Il Segretario Michael Gove ha dichiarato: “In Inghilterra applichiamo alcuni dei più alti standard di benessere degli animali al mondo e vogliamo cementare il nostro status di leader mondiale continuando a sollevare l’asticella. La reazione a questa consultazione evidenzia la volontà dell’opinione pubblica di sapere che tutti gli animali sono trattati con il massimo rispetto in tutte le fasi della loro vita e che sono sottoposti ai più alti standard di benessere. Queste stringenti misure forniscono ai consumatori di tutto il mondo, un’ulteriore dimostrazione che, anche uscendo dall’Unione europea, continueremo a produrre cibo secondo i più alti standard. Dopo aver accuratamente considerato tutte le risposte, il governo concorda con la stragrande percentuale di intervistati favorevoli al sistema CCTV obbligatorio per proteggere il benessere degli animali nei macelli. Le proposte consentiranno inoltre ai veterinari ufficiali della Food Standards Agency accesso illimitato ai filmati degli ultimi 90 giorni per aiutarli a monitorare e applicare gli standard di protezione. I macelli approvati dalla FSA sono sottoposti a rigorosi processi e i veterinari addestrati esercitano controlli per assicurare che il benessere degli animali sia garantito durante tutto il loro tempo di permanenza. Se si riscontrano violazioni, un macello può ricevere un avviso, o veder sospesa o revocata la sua licenza e il suo personale essere sottoposto a un’indagine penale“.

David Bowles, capo degli affari pubblici di Royal Society for the Prevention of Cruelty to Animals (RSPCA), ha dichiarato: “E’ un passo che accogliamo con favore, ed è decisivo per introdurre un livello di benessere superiore in tutta la catena alimentare. Ringraziamo il Segretario di Stato per il suo impegno costante finalizzato a garantire i più alti standard di protezione degli animali, anche dopo la Brexit. RSPCA attende con impazienza di vedere i dettagli della proposta soprattutto relativamente al posizionamento delle telecamere, la qualità dei filmati, la loro archiviazione e le modalità di accesso, questioni essenziali per rendere significativa la nuova norma“.
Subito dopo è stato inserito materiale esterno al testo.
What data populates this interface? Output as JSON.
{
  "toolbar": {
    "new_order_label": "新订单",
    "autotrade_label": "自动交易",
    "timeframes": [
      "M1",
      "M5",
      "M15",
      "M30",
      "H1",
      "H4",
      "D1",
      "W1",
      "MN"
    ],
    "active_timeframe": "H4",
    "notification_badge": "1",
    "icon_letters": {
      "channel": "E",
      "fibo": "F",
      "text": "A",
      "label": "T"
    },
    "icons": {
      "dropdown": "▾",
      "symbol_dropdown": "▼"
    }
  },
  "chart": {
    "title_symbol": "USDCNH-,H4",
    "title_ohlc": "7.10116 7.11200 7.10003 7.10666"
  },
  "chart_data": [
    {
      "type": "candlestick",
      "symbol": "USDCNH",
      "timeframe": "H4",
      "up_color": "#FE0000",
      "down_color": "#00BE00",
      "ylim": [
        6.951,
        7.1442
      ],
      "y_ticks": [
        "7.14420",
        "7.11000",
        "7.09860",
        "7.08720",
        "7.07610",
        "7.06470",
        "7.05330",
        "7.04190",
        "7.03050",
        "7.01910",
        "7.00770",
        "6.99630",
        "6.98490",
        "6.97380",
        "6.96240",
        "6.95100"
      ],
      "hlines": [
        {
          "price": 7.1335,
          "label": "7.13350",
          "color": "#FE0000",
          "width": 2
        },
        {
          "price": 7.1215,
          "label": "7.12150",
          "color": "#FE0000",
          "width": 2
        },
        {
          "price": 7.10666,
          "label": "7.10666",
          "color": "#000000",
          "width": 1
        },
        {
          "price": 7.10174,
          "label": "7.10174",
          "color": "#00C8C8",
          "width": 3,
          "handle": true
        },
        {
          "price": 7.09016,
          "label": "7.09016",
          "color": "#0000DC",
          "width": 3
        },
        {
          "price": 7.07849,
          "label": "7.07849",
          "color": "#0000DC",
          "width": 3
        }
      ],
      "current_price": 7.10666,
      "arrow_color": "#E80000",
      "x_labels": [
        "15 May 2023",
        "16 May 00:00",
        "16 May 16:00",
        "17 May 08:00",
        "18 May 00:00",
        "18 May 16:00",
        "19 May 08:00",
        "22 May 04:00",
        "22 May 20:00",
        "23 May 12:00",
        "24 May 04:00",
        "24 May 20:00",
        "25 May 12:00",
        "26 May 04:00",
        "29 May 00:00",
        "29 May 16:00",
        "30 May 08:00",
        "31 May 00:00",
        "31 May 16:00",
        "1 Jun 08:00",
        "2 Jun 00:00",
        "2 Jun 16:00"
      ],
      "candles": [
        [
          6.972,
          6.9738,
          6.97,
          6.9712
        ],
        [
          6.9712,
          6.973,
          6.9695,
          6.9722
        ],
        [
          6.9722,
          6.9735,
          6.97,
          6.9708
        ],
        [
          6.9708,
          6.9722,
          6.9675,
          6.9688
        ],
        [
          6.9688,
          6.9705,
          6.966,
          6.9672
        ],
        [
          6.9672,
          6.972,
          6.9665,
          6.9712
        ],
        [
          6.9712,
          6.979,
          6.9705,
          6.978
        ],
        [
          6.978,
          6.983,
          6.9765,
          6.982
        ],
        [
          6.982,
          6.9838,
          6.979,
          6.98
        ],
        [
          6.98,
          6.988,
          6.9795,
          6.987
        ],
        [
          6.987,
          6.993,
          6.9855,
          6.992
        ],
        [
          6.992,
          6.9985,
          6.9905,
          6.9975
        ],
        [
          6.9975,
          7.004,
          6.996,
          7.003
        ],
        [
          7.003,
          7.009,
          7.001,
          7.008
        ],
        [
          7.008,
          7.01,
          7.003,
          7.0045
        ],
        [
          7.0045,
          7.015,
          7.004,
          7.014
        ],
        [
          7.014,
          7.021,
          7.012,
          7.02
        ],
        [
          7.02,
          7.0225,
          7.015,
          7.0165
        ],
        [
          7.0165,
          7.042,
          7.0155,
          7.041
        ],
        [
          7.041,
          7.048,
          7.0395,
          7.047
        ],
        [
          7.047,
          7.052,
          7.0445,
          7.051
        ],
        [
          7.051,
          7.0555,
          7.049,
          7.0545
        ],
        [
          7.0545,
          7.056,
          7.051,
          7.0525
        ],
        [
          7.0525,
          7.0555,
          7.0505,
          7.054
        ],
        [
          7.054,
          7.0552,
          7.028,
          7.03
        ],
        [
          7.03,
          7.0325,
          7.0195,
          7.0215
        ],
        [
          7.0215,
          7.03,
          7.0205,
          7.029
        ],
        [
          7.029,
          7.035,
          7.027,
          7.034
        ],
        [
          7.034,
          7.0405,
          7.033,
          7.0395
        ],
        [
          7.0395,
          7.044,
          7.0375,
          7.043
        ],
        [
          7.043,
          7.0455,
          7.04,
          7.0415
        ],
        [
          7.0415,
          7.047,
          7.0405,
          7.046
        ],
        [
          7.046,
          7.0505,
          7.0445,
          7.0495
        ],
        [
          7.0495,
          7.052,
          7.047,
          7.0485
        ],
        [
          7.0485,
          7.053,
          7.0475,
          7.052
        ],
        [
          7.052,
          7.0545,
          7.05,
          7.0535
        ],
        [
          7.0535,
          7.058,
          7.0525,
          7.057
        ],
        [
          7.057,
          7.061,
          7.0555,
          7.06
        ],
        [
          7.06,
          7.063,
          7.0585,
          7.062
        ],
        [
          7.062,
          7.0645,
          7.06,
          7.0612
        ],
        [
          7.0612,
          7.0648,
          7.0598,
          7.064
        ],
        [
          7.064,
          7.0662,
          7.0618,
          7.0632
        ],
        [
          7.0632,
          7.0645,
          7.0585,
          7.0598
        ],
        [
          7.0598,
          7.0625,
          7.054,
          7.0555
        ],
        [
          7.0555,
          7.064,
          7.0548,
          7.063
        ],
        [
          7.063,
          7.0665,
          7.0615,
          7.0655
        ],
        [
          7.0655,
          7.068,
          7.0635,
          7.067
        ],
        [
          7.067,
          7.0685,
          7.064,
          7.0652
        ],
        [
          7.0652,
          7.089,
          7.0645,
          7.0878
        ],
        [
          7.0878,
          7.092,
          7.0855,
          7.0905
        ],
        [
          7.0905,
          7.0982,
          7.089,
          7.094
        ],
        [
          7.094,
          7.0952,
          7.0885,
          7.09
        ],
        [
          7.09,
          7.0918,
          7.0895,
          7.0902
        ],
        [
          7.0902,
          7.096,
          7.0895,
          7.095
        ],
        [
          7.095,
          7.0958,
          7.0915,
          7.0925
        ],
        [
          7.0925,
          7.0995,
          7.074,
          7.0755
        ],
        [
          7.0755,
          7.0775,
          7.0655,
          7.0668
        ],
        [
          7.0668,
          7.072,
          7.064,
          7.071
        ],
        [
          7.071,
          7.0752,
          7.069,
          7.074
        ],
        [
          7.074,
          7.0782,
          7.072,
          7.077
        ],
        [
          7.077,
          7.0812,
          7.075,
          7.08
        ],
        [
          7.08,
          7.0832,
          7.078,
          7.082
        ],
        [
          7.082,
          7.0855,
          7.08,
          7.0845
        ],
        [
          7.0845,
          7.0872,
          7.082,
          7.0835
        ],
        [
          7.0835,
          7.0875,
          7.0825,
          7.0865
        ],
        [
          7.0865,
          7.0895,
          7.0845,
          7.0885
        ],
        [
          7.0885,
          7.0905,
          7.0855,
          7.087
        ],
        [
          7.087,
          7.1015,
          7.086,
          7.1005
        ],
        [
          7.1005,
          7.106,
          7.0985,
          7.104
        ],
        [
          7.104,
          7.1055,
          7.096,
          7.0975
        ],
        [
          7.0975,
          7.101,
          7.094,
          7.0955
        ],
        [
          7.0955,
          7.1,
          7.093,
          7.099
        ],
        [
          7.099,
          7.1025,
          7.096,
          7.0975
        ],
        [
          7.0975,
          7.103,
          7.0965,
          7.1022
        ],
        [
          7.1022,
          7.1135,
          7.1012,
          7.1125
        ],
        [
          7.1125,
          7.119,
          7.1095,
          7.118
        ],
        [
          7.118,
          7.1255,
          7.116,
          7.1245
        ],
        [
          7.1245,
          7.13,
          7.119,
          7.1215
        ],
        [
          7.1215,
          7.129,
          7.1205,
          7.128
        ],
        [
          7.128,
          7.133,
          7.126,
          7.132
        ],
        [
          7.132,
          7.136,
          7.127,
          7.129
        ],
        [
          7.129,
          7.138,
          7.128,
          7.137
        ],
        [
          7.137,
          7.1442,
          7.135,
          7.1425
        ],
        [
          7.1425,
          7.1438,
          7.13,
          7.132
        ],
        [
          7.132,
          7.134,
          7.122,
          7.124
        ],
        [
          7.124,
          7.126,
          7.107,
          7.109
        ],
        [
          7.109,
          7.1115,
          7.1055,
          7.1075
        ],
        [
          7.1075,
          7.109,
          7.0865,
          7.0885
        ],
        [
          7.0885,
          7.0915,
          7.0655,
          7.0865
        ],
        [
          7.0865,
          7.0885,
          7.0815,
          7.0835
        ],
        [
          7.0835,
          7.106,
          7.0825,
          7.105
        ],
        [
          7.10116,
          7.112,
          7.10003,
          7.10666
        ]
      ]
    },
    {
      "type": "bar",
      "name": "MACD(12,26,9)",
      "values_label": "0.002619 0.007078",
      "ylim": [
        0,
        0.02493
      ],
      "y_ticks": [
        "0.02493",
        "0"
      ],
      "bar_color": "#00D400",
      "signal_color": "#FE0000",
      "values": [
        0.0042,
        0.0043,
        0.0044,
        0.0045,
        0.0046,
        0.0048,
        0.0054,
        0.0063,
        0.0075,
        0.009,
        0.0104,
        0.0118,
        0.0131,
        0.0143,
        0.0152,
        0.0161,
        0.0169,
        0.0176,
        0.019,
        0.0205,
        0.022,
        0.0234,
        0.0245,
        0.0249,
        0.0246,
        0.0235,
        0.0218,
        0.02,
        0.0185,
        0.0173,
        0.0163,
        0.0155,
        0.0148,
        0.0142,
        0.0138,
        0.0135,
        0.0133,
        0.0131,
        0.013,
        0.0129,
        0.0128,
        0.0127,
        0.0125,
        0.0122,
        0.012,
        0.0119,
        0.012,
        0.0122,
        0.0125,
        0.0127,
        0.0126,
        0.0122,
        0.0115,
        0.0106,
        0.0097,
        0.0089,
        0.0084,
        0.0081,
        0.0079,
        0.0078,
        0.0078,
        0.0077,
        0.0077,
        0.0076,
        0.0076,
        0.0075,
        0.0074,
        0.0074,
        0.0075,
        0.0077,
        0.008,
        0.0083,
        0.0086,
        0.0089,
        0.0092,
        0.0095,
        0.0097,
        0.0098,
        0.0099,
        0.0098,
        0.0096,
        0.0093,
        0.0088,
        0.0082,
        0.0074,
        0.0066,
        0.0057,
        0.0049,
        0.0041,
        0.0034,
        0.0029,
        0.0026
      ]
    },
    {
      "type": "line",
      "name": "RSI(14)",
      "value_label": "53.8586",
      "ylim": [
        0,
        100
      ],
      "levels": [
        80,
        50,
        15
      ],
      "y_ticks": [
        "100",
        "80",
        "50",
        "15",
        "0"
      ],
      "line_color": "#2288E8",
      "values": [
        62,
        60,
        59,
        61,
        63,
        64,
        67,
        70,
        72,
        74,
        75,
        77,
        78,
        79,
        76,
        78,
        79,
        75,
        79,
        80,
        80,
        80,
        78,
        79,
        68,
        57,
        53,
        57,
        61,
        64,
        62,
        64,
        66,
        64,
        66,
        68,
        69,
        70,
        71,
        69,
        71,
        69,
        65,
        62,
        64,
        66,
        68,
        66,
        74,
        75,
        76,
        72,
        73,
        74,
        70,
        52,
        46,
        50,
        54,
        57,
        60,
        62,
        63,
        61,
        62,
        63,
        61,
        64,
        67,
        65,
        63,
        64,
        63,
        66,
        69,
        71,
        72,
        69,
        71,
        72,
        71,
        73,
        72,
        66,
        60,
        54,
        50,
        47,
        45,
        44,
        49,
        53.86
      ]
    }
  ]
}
Gudrun Ravetz, vice presidente della British Veterinary Association ritiene che “l’installazione obbligatoria del CCTV è uno strumento vitale per garantire in tutti i macelli elevati standard di salute e benessere degli animali, oltre che di sicurezza alimentare. I veterinari ufficiali svolgono un ruolo essenziale nei macelli, valutando e segnalando in modo indipendente le violazioni del benessere degli animali e l’accesso illimitato ai sistemi a circuito chiuso consentiranno loro di svolgere questo ruolo ancora più efficacemente. E’ da diversi anni che promuoviamo una campagna a favore di questi sistemi ed è rassicurante verificare tale elevato livello di sostegno per la loro attuazione da parte dell’industria e del pubblico“.

Per Heather Hancock, presidente della Food Standards Agency la decisione del Segretario è un passo necessario per assicurare che in tutta l’industria della carne siano raggiunti i livelli di benessere degli animali e di igiene. L’anno scorso il Consiglio di amministrazione del FSA ha concluso che, senza una normativa che rendesse obbligatoria la CCTV nei macelli, sarebbero stati possibili solo minimi progressi per il miglioramento del benessere degli animali o nel rispetto dei controlli ufficiali. Non vediamo l’ora di lavorare con l’industria, affinché l’installazione dei sistemi a circuito chiuso sia conclusa e verificare l’aumento di fiducia dell’opinione pubblica. Ora il governo affronterà ulteriori dettagli e porterò le proposte e il progetto di legge al Parlamento appena i tempi parlamentari lo permetteranno“.